Our group utilizes modern non-parametric statistical methods to determine probability distributions and regressions of structural parameters in very high-resolution structures, such as side-chain rotamer distributions, backbone dihedral angles, and beta turns. We and others use these distributions in protein structure prediction algorithms, such as our SCWRL4 program and Rosetta. Current work is focused on deep learning neural networks for analysis and prediction of protein structures and new methods for deriving independent training, validation, and testing sets for deep learning to be implemented on our PISCES server.
Proteins perform their functions via interactions with other molecules – including other proteins in homo- or heterooligomeric assemblies as well as peptides, small ligands, and nucleic acids. Our ProtCID database provides access to clustered interactions of protein domains based on Pfam assignments to every PDB chain (PDBfam). ProtCID provides clusters of protein-protein interactions across all structures in the PDB, as well as clusters of domain-peptide, domain- ligand, and domain-nucleic-acid interactions. Current work is focused on clustering of full protein assemblies across crystallographic, cryo-EM, and NMR structures of proteins in the PDB.
Antibodies utilize protein loops on their surface (“complementarity determining regions” or CDRs) to bind antigen. In 2011, we published a clustering of these CDR structures for all antibodies in the PDB; our nomenclature is now widely used to classify new antibody structures and is provided on our PyIgClassify server and database. We incorporated our clustering of antibody CDRs into the Rosetta program and developed an application within Rosetta, called RosettaAntibodyDesign (RAbD) which is able to improve the affinity of antibodies from 10 to 100 fold. We are currently updating the clustering and nomenclature with new clustering unsupervised learning methods, as well as applying these methods to T-cell receptor CDRs. We are also applying deep to the antibody and T-cell receptor design problems.

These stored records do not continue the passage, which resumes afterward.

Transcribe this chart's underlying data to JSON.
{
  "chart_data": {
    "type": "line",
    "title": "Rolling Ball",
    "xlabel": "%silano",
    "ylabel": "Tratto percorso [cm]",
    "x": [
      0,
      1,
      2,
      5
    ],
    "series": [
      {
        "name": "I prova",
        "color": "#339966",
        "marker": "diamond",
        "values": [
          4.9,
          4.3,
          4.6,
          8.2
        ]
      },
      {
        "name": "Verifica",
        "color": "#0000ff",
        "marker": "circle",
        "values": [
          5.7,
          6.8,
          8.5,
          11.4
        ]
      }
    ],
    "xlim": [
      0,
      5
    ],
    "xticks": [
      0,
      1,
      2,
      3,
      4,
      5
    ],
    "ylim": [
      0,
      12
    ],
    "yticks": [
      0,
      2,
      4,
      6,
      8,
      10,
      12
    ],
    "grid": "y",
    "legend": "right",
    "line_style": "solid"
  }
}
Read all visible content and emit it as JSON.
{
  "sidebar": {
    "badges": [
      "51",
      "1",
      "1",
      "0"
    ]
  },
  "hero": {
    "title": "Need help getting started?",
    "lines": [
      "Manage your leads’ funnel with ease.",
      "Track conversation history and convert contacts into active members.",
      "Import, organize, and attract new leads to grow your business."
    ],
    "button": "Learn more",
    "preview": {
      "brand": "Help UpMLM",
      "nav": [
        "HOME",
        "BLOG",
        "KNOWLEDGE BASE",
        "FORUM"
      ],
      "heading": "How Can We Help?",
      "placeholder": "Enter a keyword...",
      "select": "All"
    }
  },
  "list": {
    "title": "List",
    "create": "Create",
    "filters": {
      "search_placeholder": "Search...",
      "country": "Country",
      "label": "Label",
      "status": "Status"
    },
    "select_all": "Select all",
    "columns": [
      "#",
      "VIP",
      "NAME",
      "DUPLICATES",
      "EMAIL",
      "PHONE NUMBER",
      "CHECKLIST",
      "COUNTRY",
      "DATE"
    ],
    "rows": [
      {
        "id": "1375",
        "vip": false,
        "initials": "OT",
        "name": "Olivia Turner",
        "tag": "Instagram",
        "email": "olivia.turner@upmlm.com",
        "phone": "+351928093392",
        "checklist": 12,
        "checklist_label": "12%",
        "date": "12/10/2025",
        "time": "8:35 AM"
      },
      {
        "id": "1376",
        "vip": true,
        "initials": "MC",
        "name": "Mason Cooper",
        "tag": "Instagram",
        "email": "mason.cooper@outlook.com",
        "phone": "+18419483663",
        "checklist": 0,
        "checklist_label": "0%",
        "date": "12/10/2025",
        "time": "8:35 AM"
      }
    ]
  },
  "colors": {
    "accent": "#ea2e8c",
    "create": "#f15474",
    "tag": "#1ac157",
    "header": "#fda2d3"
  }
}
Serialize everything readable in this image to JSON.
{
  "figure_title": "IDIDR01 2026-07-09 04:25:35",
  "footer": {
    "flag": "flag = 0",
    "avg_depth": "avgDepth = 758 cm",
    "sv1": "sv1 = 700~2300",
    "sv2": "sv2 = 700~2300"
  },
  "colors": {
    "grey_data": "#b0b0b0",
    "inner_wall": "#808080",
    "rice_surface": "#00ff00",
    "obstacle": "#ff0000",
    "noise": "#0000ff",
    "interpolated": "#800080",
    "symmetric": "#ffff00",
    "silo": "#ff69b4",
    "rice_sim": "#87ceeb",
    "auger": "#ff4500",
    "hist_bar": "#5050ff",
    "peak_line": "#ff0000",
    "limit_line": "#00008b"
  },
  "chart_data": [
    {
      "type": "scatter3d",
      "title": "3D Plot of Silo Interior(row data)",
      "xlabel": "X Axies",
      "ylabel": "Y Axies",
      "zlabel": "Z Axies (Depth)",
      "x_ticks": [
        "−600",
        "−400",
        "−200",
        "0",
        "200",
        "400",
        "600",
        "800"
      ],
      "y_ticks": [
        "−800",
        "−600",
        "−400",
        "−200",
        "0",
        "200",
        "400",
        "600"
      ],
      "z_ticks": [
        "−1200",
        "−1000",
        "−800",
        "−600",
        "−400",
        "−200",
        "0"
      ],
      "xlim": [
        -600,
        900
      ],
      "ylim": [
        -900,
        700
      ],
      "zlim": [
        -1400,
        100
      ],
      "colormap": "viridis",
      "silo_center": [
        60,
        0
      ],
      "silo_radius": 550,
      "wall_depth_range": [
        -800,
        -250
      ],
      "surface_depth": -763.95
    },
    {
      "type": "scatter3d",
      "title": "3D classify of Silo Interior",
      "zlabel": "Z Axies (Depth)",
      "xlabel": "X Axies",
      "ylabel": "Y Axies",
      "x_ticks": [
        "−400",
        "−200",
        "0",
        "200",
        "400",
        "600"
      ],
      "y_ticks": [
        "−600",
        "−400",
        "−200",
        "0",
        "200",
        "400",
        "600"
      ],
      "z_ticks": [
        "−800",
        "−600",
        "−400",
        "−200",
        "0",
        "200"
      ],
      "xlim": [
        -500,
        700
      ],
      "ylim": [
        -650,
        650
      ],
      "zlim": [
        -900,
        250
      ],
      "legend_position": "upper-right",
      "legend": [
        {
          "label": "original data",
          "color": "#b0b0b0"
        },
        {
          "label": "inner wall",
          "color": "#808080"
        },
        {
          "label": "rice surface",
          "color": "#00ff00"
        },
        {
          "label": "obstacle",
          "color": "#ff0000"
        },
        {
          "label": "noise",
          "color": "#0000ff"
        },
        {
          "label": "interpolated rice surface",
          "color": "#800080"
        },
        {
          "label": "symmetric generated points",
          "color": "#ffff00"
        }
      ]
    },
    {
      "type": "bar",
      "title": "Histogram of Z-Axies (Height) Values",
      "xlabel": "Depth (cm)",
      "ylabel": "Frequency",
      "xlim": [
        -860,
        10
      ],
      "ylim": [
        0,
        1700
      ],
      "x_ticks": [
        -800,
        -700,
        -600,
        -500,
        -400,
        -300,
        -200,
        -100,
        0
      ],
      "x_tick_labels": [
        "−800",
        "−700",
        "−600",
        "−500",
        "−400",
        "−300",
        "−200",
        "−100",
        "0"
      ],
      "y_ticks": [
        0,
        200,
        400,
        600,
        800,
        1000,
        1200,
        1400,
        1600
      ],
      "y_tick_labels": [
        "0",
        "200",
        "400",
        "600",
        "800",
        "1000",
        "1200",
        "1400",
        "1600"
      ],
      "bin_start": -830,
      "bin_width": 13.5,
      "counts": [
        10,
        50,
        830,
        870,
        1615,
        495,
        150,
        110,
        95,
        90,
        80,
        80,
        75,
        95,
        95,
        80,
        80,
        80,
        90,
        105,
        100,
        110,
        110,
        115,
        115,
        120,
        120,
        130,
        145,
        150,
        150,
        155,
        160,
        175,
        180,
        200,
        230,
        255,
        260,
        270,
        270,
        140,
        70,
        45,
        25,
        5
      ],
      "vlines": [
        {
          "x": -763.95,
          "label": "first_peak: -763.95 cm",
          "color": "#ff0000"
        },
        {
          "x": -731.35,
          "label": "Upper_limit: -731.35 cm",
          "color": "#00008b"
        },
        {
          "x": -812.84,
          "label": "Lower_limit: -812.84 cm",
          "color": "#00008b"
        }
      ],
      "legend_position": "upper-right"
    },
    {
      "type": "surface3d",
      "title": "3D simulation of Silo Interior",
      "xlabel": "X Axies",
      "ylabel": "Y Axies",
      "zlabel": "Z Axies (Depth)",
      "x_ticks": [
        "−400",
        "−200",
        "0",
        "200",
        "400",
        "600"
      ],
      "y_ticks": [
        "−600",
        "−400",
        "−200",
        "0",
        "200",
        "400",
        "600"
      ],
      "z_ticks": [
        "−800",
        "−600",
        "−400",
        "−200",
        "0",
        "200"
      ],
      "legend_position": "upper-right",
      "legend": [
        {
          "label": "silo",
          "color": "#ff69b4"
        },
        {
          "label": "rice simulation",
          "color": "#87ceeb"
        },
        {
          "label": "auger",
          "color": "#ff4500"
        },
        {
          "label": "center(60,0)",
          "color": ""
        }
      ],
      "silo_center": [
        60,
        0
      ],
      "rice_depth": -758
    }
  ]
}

Typical protein kinase domains exhibit a wide range of conformational states, typically grouped as “DFGin” and “DFGout” states, describing the position of the active site Asp residue of the DFG motif at the N-terminal end of the activation loop. We have clustered the structures of the DFGmotif into eight conformational states. Six of these states are “DFGin” states, including the active state, two common inactive states, and three uncommon inactive states. Another common state is the most frequent conformation of DFGout structures, while the remaining state is a “DFGintermediate” structure. We present a database and webserver (Kincore) for providing these classifications as well as a classification of ligand types for all kinases across the PDB. We are currently performing a similar analysis on the loop structures of RAS proteins in the PDB and will extend it to other protein families.